Local peace activist Bill Sulzman sent us a dispatch from the first meeting about the EA, held in Trinidad on Monday. He tells us the Army is already changing the plan by adding seven concrete landing strips at the maneuver site. "The EA had stated there would be no new construction at PCMS," Sulzman says in an e-mail.
He also reports that the Las Animas County Commissioners released a letter in which they asked for a full Environmental Impact Statement (EIS) for this project as opposed to the less detailed Environmental Assessment (EA). The Army didn't say one way or another Monday night, but it's doubtful. An EIS is much more thorough and time-consuming than an EA.
More from Sulzman:
The proposal still does not contain mention of the dozen or so Gray Eagle Predator style attack drones which are listed as being a standard part of the package of a Heavy Combat Aviation Brigade such as the one coming to Fort Carson. A followup Q&A with a Fort Carson officer clarified that. By the time they complete the project in 2 years they expect to have Gray Eagles. This would be a second example of stuff being added. Earlier they had said they needed 7 concrete Landing strips. It is clear that once they start the actual building more things can be added. Cost is apparently not an issue.

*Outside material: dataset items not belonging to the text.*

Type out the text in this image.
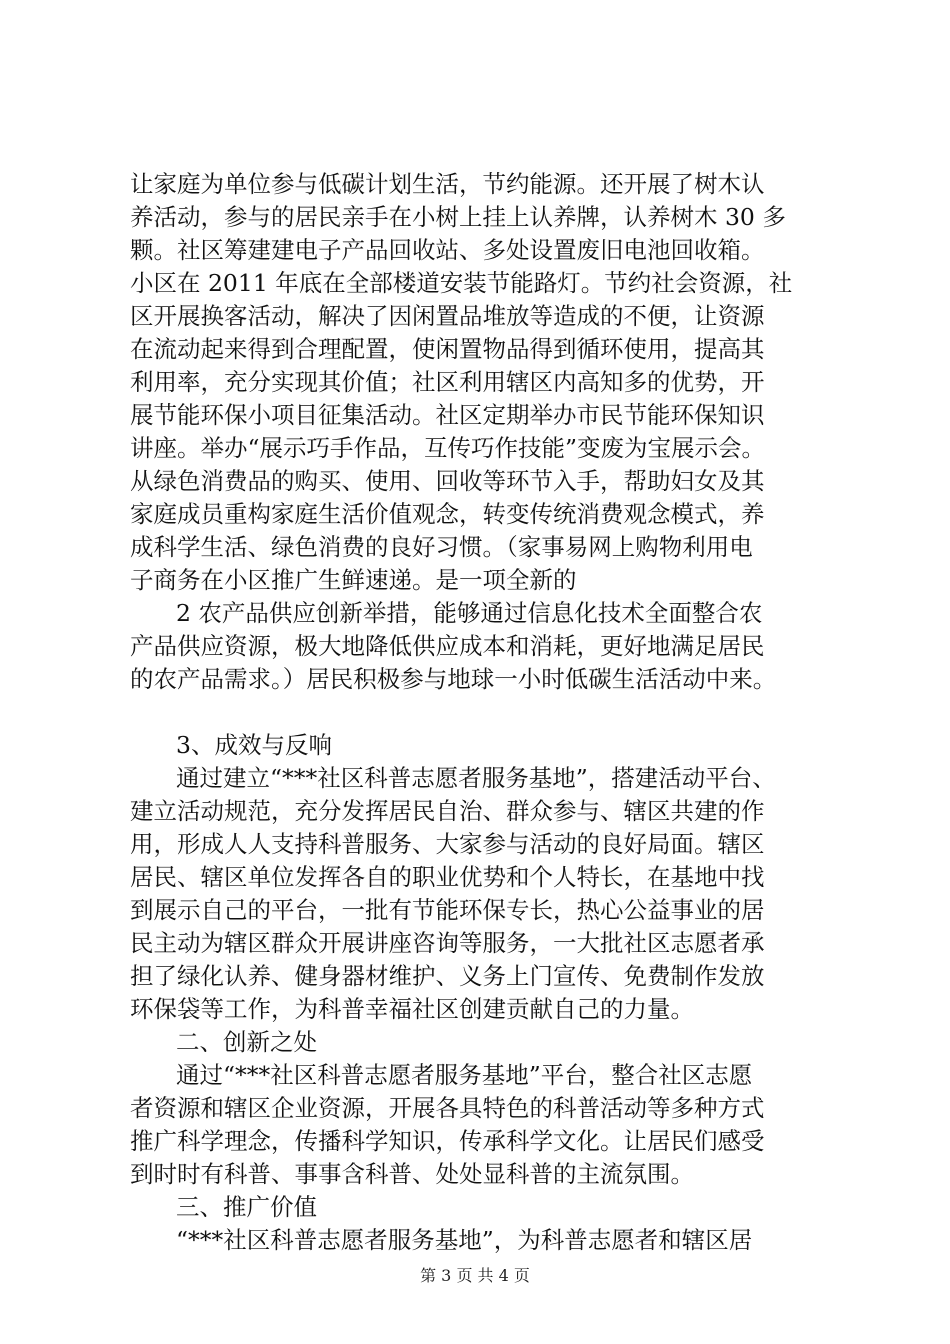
让家庭为单位参与低碳计划生活，节约能源。还开展了树木认
养活动，参与的居民亲手在小树上挂上认养牌，认养树木 30 多
颗。社区筹建建电子产品回收站、多处设置废旧电池回收箱。
小区在 2011 年底在全部楼道安装节能路灯。节约社会资源，社
区开展换客活动，解决了因闲置品堆放等造成的不便，让资源
在流动起来得到合理配置，使闲置物品得到循环使用，提高其
利用率，充分实现其价值；社区利用辖区内高知多的优势，开
展节能环保小项目征集活动。社区定期举办市民节能环保知识
讲座。举办“展示巧手作品，互传巧作技能”变废为宝展示会。
从绿色消费品的购买、使用、回收等环节入手，帮助妇女及其
家庭成员重构家庭生活价值观念，转变传统消费观念模式，养
成科学生活、绿色消费的良好习惯。（家事易网上购物利用电
子商务在小区推广生鲜速递。是一项全新的
2 农产品供应创新举措，能够通过信息化技术全面整合农
产品供应资源，极大地降低供应成本和消耗，更好地满足居民
的农产品需求。）居民积极参与地球一小时低碳生活活动中来。
3、成效与反响
通过建立“***社区科普志愿者服务基地”，搭建活动平台、
建立活动规范，充分发挥居民自治、群众参与、辖区共建的作
用，形成人人支持科普服务、大家参与活动的良好局面。辖区
居民、辖区单位发挥各自的职业优势和个人特长，在基地中找
到展示自己的平台，一批有节能环保专长，热心公益事业的居
民主动为辖区群众开展讲座咨询等服务，一大批社区志愿者承
担了绿化认养、健身器材维护、义务上门宣传、免费制作发放
环保袋等工作，为科普幸福社区创建贡献自己的力量。
二、创新之处
通过“***社区科普志愿者服务基地”平台，整合社区志愿
者资源和辖区企业资源，开展各具特色的科普活动等多种方式
推广科学理念，传播科学知识，传承科学文化。让居民们感受
到时时有科普、事事含科普、处处显科普的主流氛围。
三、推广价值
“***社区科普志愿者服务基地”，为科普志愿者和辖区居
第 3 页 共 4 页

The next day, Tuesday, Carson folks met with Trinidad businessmen, as reported by the Pueblo Chieftain.
Tuesday night, the Army took its EA show to Otero Junior College in La Junta. Tomorrow night, it will come to Colorado Springs, where it probably will be greeted with its most friendly audience yet.
El Paso County commissioners last year adopted a resolution in support of the brigade, and Commission Chair Amy Lathen had this to say in her State of the Region address on Dec. 14 at a Greater Colorado Springs Chamber of Commerce luncheon:
“Let’s remember how well we all worked together to secure the new Combat Aviation Brigade at Fort Carson. Delegations led by the Chamber with EDC, El Paso County, Colorado Springs Utilities and many of the businesses represented in this room today met with military leaders at the Pentagon and congressional leaders on Capitol Hill more than once to make sure that those decision makers understood all that our region has to offer and our unique community commitment to Fort Carson, Peterson Air Force Base, The Air Force Academy, Cheyenne Mountain Air Station and Schriever.”